Forum Moderators: Robert Charlton & goodroi
How much policing (or censorship) should we do to avoid linking to "bad neighborhoods"?
We suffered an attack by pill-spammers earlier this year; spammers submitted hundreds of pill-spam URLs with headlines like "buy viagra cheap" and so on. We ended up being pretty highly ranked for related terms. We deleted all such stories, because they're not news and because we feared repercussions of hosting hundreds of links to spam sites.
Adam Lasnik of Google said (here on WebmasterWorld) "our algorithms are tuned to look for patterns of 'egregious' linking behavior." Is it possible that user-generated content, including user-submitted links, could constitute a "pattern of egregious linking behavior"?
Is the simple answer to nofollow all those user-submitted links?
The problem with nofollow is that it would eliminate all of the outbound links from this section of the site, 99% of which are to reputable news websites. I don't want to lose all the good links out of fear that a small percentage of bad links will cause damage to our reputation and rankings.

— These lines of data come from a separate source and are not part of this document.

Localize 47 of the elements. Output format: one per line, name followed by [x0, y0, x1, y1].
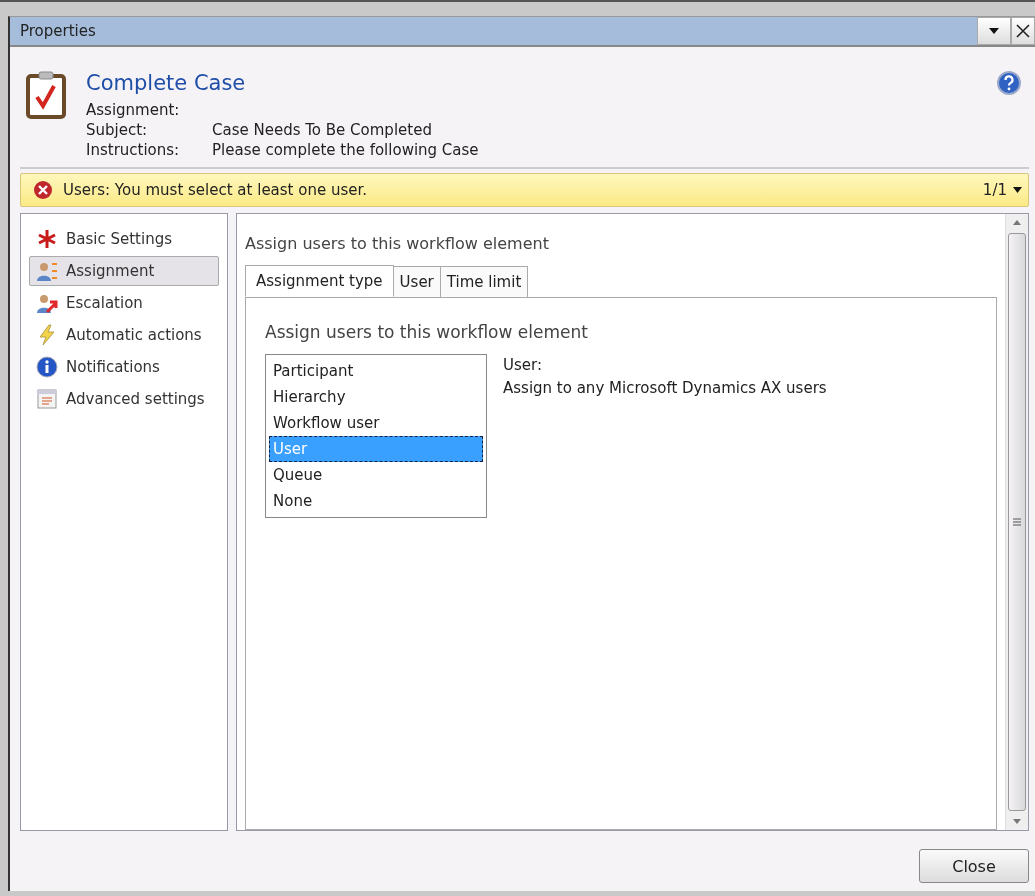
sidebar-item[interactable]: Notifications	[29, 352, 219, 382]
close-icon	[1016, 24, 1030, 38]
caret-icon	[989, 28, 999, 34]
scroll-up-icon	[1013, 220, 1021, 225]
content-heading: Assign users to this workflow element	[245, 234, 550, 253]
error-icon	[33, 180, 53, 200]
asterisk-icon	[36, 228, 58, 250]
list-item[interactable]: None	[269, 488, 483, 514]
tab[interactable]: Time limit	[439, 266, 529, 298]
grip-icon	[1013, 518, 1021, 526]
lightning-icon	[36, 324, 58, 346]
scroll-down-icon	[1013, 819, 1021, 824]
sidebar-item[interactable]: Assignment	[29, 256, 219, 286]
sidebar-item[interactable]: Basic Settings	[29, 224, 219, 254]
field-label: Assignment:	[86, 101, 181, 119]
help-icon[interactable]	[997, 71, 1021, 95]
close-button[interactable]: Close	[919, 849, 1029, 883]
list-item[interactable]: Hierarchy	[269, 384, 483, 410]
warning-message: Users: You must select at least one user.	[63, 181, 369, 199]
warning-counter[interactable]: 1/1	[982, 181, 1022, 199]
list-item[interactable]: Workflow user	[269, 410, 483, 436]
user-arrows-icon	[36, 260, 58, 282]
section-heading: Assign users to this workflow element	[265, 322, 589, 342]
dropdown-button[interactable]	[977, 17, 1011, 45]
tab[interactable]: User	[392, 266, 441, 298]
scroll-thumb[interactable]	[1008, 233, 1026, 811]
form-icon	[36, 388, 58, 410]
field-value: Please complete the following Case	[212, 141, 480, 159]
user-arrow-icon	[36, 292, 58, 314]
tab[interactable]: Assignment type	[245, 265, 394, 297]
vertical-scrollbar[interactable]	[1005, 214, 1028, 830]
sidebar-item[interactable]: Automatic actions	[29, 320, 219, 350]
description-text: Assign to any Microsoft Dynamics AX users	[503, 378, 827, 399]
clipboard-check-icon	[26, 71, 66, 119]
sidebar-item[interactable]: Advanced settings	[29, 384, 219, 414]
field-value: Case Needs To Be Completed	[212, 121, 433, 139]
list-item[interactable]: Participant	[269, 358, 483, 384]
description-title: User:	[503, 355, 543, 376]
field-label: Instructions:	[86, 141, 181, 159]
window-title: Properties	[20, 22, 96, 40]
info-icon	[36, 356, 58, 378]
case-title: Complete Case	[86, 71, 247, 95]
caret-icon	[1013, 187, 1022, 193]
field-label: Subject:	[86, 121, 149, 139]
list-item[interactable]: Queue	[269, 462, 483, 488]
close-button[interactable]	[1011, 17, 1035, 45]
sidebar-item[interactable]: Escalation	[29, 288, 219, 318]
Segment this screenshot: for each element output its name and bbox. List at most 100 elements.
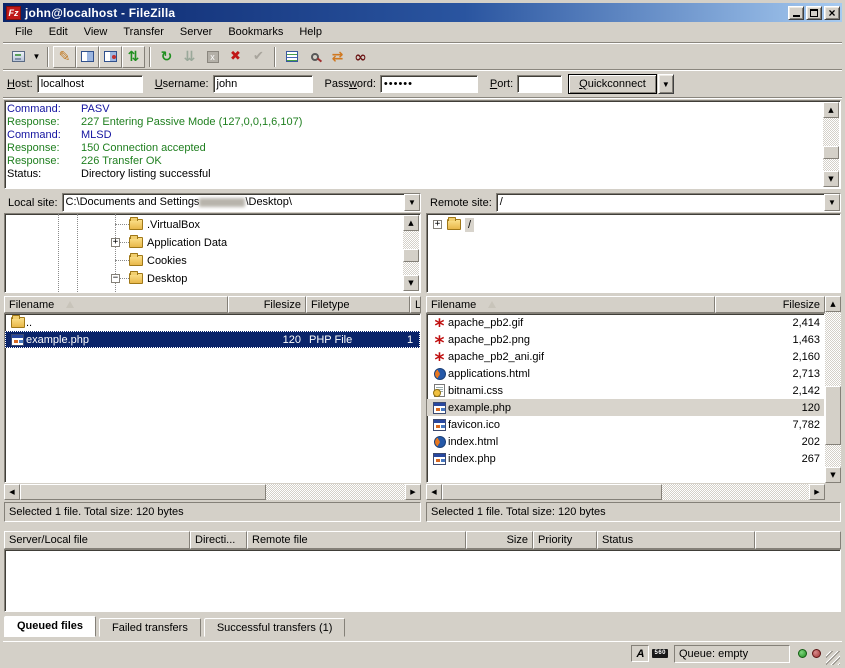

In fact, that's what it was designed for; you are deemed to be responsible for your outgoing links - SEs assume that if you have placed a link, then you are recommending the ste. With third parties having access to your pages, then without tight moderation, you may find yourself recommending all manner of sites. :)
I've seen other user-generated news/content sites that DO use nofollow, and I understand that that's what it was designed for.
Still, I'm wary of turning off (via nofollow) all the *good* links to real news sites, which might rob our site of any reputation it might have earned as a hub. Perhaps we can use nofollow on new story submissions, and drop the nofollow after a story has earned sufficient points/comments.